Peter S. wrote:
Paul L. wrote:
Yes, unless he is matching whole words, he is stuck with regexes. There
is very likely to be a refactoring for this problem, and it would have to
start with a clear statement of the problem to be solved.
Sorry, my fault.
The problem is to match a whole bunch (>70000) of words (later regexps)
on a string.
You are not being very clear. Do you mean to match entire words, letter
for
letter, beginning to end, at least some of the time? If so, for those
cases, you can use a hash table that is preloaded with the words as
keys.
That will be fast.
For the regexps, which one hopes are in the minority, the speed will of
course go down.
But separate the two classes of tests – match whole words using a hash
for
speed.
The actual implementation is to concat the word with | and create a big
regexp. word1|word2|word3|word4 …
Yes, but you are moving ahead to implementation before stating the
problem
to be solved.
This went well until I tested with some 100 words. Now I have the ‘big
regexp problem’ problem. The solution has to work with regexps as words
as well like: word1(the|a|an)word11|regexp2|…

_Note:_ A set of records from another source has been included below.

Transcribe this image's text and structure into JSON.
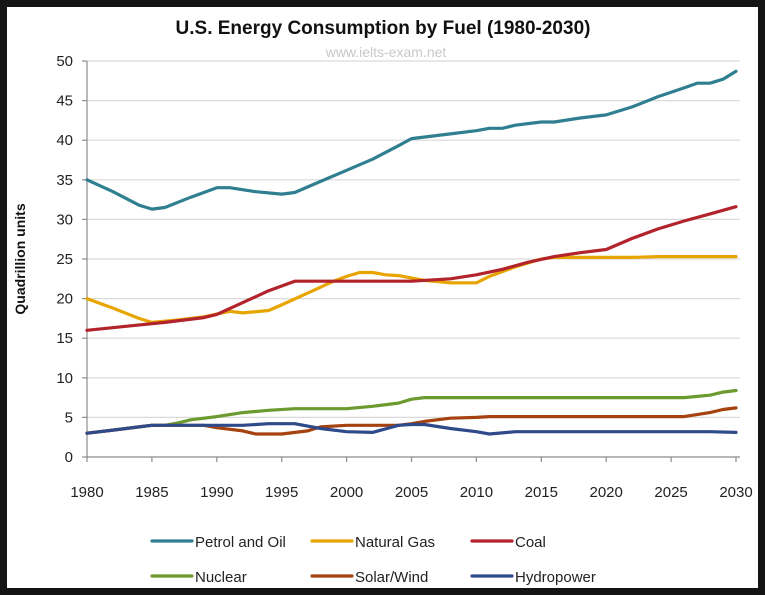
{
  "chart_data": {
    "type": "line",
    "title": "U.S. Energy Consumption by Fuel (1980-2030)",
    "watermark": "www.ielts-exam.net",
    "xlabel": "",
    "ylabel": "Quadrillion units",
    "xlim": [
      1980,
      2030
    ],
    "ylim": [
      0,
      50
    ],
    "x_ticks": [
      "1980",
      "1985",
      "1990",
      "1995",
      "2000",
      "2005",
      "2010",
      "2015",
      "2020",
      "2025",
      "2030"
    ],
    "y_ticks": [
      "0",
      "5",
      "10",
      "15",
      "20",
      "25",
      "30",
      "35",
      "40",
      "45",
      "50"
    ],
    "grid": "horizontal",
    "legend_position": "bottom",
    "series": [
      {
        "name": "Petrol and Oil",
        "color": "#2f7f91",
        "points": [
          [
            1980,
            35
          ],
          [
            1982,
            33.5
          ],
          [
            1984,
            31.8
          ],
          [
            1985,
            31.3
          ],
          [
            1986,
            31.5
          ],
          [
            1988,
            32.8
          ],
          [
            1990,
            34
          ],
          [
            1991,
            34
          ],
          [
            1993,
            33.5
          ],
          [
            1995,
            33.2
          ],
          [
            1996,
            33.4
          ],
          [
            1998,
            34.8
          ],
          [
            2000,
            36.2
          ],
          [
            2002,
            37.6
          ],
          [
            2004,
            39.3
          ],
          [
            2005,
            40.2
          ],
          [
            2008,
            40.8
          ],
          [
            2010,
            41.2
          ],
          [
            2011,
            41.5
          ],
          [
            2012,
            41.5
          ],
          [
            2013,
            41.9
          ],
          [
            2015,
            42.3
          ],
          [
            2016,
            42.3
          ],
          [
            2018,
            42.8
          ],
          [
            2020,
            43.2
          ],
          [
            2022,
            44.2
          ],
          [
            2024,
            45.5
          ],
          [
            2026,
            46.6
          ],
          [
            2027,
            47.2
          ],
          [
            2028,
            47.2
          ],
          [
            2029,
            47.7
          ],
          [
            2030,
            48.7
          ]
        ]
      },
      {
        "name": "Natural Gas",
        "color": "#e8a500",
        "points": [
          [
            1980,
            20
          ],
          [
            1982,
            18.8
          ],
          [
            1984,
            17.5
          ],
          [
            1985,
            17
          ],
          [
            1987,
            17.3
          ],
          [
            1989,
            17.7
          ],
          [
            1991,
            18.4
          ],
          [
            1992,
            18.2
          ],
          [
            1994,
            18.5
          ],
          [
            1995,
            19.2
          ],
          [
            1997,
            20.7
          ],
          [
            1999,
            22.2
          ],
          [
            2000,
            22.8
          ],
          [
            2001,
            23.3
          ],
          [
            2002,
            23.3
          ],
          [
            2003,
            23
          ],
          [
            2004,
            22.9
          ],
          [
            2005,
            22.6
          ],
          [
            2006,
            22.3
          ],
          [
            2008,
            22
          ],
          [
            2010,
            22
          ],
          [
            2011,
            22.8
          ],
          [
            2013,
            24
          ],
          [
            2015,
            25
          ],
          [
            2016,
            25.2
          ],
          [
            2020,
            25.2
          ],
          [
            2022,
            25.2
          ],
          [
            2024,
            25.3
          ],
          [
            2030,
            25.3
          ]
        ]
      },
      {
        "name": "Coal",
        "color": "#b2232b",
        "points": [
          [
            1980,
            16
          ],
          [
            1983,
            16.5
          ],
          [
            1986,
            17
          ],
          [
            1989,
            17.6
          ],
          [
            1990,
            18
          ],
          [
            1992,
            19.5
          ],
          [
            1994,
            21
          ],
          [
            1996,
            22.2
          ],
          [
            2000,
            22.2
          ],
          [
            2005,
            22.2
          ],
          [
            2008,
            22.5
          ],
          [
            2010,
            23
          ],
          [
            2012,
            23.7
          ],
          [
            2014,
            24.6
          ],
          [
            2016,
            25.3
          ],
          [
            2018,
            25.8
          ],
          [
            2020,
            26.2
          ],
          [
            2022,
            27.6
          ],
          [
            2024,
            28.8
          ],
          [
            2026,
            29.8
          ],
          [
            2028,
            30.7
          ],
          [
            2030,
            31.6
          ]
        ]
      },
      {
        "name": "Nuclear",
        "color": "#6b9a2e",
        "points": [
          [
            1980,
            3
          ],
          [
            1982,
            3.4
          ],
          [
            1984,
            3.8
          ],
          [
            1985,
            4
          ],
          [
            1986,
            4
          ],
          [
            1987,
            4.3
          ],
          [
            1988,
            4.7
          ],
          [
            1990,
            5.1
          ],
          [
            1992,
            5.6
          ],
          [
            1994,
            5.9
          ],
          [
            1996,
            6.1
          ],
          [
            1998,
            6.1
          ],
          [
            2000,
            6.1
          ],
          [
            2002,
            6.4
          ],
          [
            2004,
            6.8
          ],
          [
            2005,
            7.3
          ],
          [
            2006,
            7.5
          ],
          [
            2010,
            7.5
          ],
          [
            2015,
            7.5
          ],
          [
            2020,
            7.5
          ],
          [
            2025,
            7.5
          ],
          [
            2026,
            7.5
          ],
          [
            2028,
            7.8
          ],
          [
            2029,
            8.2
          ],
          [
            2030,
            8.4
          ]
        ]
      },
      {
        "name": "Solar/Wind",
        "color": "#a5420f",
        "points": [
          [
            1980,
            3
          ],
          [
            1982,
            3.4
          ],
          [
            1984,
            3.8
          ],
          [
            1985,
            4
          ],
          [
            1989,
            4
          ],
          [
            1990,
            3.7
          ],
          [
            1992,
            3.3
          ],
          [
            1993,
            2.9
          ],
          [
            1995,
            2.9
          ],
          [
            1997,
            3.3
          ],
          [
            1998,
            3.8
          ],
          [
            2000,
            4
          ],
          [
            2004,
            4
          ],
          [
            2005,
            4.2
          ],
          [
            2006,
            4.5
          ],
          [
            2008,
            4.9
          ],
          [
            2010,
            5
          ],
          [
            2011,
            5.1
          ],
          [
            2015,
            5.1
          ],
          [
            2020,
            5.1
          ],
          [
            2026,
            5.1
          ],
          [
            2028,
            5.6
          ],
          [
            2029,
            6
          ],
          [
            2030,
            6.2
          ]
        ]
      },
      {
        "name": "Hydropower",
        "color": "#2f4a8a",
        "points": [
          [
            1980,
            3
          ],
          [
            1982,
            3.4
          ],
          [
            1984,
            3.8
          ],
          [
            1985,
            4
          ],
          [
            1992,
            4
          ],
          [
            1994,
            4.2
          ],
          [
            1996,
            4.2
          ],
          [
            1998,
            3.6
          ],
          [
            2000,
            3.2
          ],
          [
            2002,
            3.1
          ],
          [
            2004,
            4
          ],
          [
            2005,
            4.1
          ],
          [
            2006,
            4.1
          ],
          [
            2008,
            3.6
          ],
          [
            2010,
            3.2
          ],
          [
            2011,
            2.9
          ],
          [
            2013,
            3.2
          ],
          [
            2015,
            3.2
          ],
          [
            2020,
            3.2
          ],
          [
            2028,
            3.2
          ],
          [
            2030,
            3.1
          ]
        ]
      }
    ]
  }
}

Also precompile the regexes before use. You probably already know this,
but
I thought I would mention it anyway.
Another option is C++, which has a readily available regexp library. The
way
I would go about this is to design the entire thing in Ruby, then, if
the
speed was not acceptable, recreate it in C++. This gives you the
advantage
of speedy development in Ruby, followed by speedy execution.
If this is a full-on language analysis problem, you really should be
using
Prolog or Lisp anyway. If the problem really is as complex as you are
hinting at, you may not be using the right language, or even class of
language.